Here are three tips to keep in mind as you look to define your organization’s mission, vision, and secret sauce:

1. You don’t really want to win over everybody.

I’ve seen many leaders and organizations struggle because they hate to “limit” themselves by picking just one or two market segments or only a few key product or service lines. They hate to rule out low-price, high-volume customers or high-price, low-volume customers, so they try to market to both. They sometimes offer an incredibly wide variety of products and services because they can’t bear to eliminate an option that might appeal to someone, somewhere. As a result, there is real confusion in the marketplace and within the company.

  

2. Have the courage to just say no.

It takes courage to turn off the faucet of a potential revenue stream, but making everyone clear on what you aren’t is just as important as telling the world what you are. Think about it: If you needed to hire a consultant, would you rather hire someone who claims to be able to help you with any business problem? Or, would you prefer someone who makes clear that their specialty is the area where you really need expertise? Do you really want your organization to be devoting time and resources to non-recurring, low-profit business when you could be thrilling lasting customers who truly understand the value that you provide?

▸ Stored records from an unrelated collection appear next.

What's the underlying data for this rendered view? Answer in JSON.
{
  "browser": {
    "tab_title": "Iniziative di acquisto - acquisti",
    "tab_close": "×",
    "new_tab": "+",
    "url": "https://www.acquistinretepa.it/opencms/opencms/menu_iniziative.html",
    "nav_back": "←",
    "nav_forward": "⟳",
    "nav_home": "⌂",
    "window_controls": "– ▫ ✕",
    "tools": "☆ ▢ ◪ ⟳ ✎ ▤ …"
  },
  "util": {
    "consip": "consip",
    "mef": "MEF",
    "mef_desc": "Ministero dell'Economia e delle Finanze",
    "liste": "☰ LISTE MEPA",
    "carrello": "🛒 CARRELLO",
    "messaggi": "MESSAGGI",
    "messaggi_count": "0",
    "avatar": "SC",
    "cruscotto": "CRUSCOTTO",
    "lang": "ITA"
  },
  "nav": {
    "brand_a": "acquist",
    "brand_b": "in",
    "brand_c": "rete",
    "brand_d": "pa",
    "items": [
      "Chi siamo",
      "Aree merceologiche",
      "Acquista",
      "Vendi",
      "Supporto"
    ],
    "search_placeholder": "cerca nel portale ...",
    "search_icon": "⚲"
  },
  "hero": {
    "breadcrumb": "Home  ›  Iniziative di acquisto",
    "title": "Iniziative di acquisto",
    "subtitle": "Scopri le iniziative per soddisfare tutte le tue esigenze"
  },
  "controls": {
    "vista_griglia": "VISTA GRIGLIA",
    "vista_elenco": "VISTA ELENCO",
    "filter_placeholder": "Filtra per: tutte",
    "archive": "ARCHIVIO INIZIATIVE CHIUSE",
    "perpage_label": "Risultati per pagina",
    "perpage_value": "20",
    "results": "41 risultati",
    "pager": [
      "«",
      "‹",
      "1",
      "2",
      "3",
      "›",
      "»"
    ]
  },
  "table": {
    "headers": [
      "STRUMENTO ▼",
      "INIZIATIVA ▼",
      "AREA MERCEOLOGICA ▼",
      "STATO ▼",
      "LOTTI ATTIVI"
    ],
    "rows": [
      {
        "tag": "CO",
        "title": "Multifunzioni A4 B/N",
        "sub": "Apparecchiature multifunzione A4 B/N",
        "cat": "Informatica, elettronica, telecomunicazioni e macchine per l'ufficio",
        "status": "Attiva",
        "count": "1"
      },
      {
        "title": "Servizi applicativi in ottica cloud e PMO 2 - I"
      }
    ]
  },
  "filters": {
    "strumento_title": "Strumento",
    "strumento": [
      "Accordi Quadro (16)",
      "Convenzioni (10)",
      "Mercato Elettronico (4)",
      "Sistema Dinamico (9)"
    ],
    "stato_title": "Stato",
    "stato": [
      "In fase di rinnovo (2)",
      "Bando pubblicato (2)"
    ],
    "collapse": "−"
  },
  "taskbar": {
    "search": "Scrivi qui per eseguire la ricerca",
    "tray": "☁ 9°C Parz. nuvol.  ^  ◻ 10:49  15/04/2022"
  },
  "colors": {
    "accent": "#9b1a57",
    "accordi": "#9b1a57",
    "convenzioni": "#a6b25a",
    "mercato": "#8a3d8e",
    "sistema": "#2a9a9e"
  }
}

3. Leaders need to provide clarity about where to focus.

 

Ultimately, leaders need to communicate to create clarity – internally and externally. As a company, the leaders need to be able to answer the key mission and vision questions: Who are we? Why do we exist? Where are we going? Who do we serve? How do make life better for those that we serve?

With crisp, concise, and compelling communication, great leaders energize their teams and customers around a future in which all are striving to fulfill the possible dream. If that means repelling some potential customers and employees along the way, you might just be avoiding some recurring nightmares.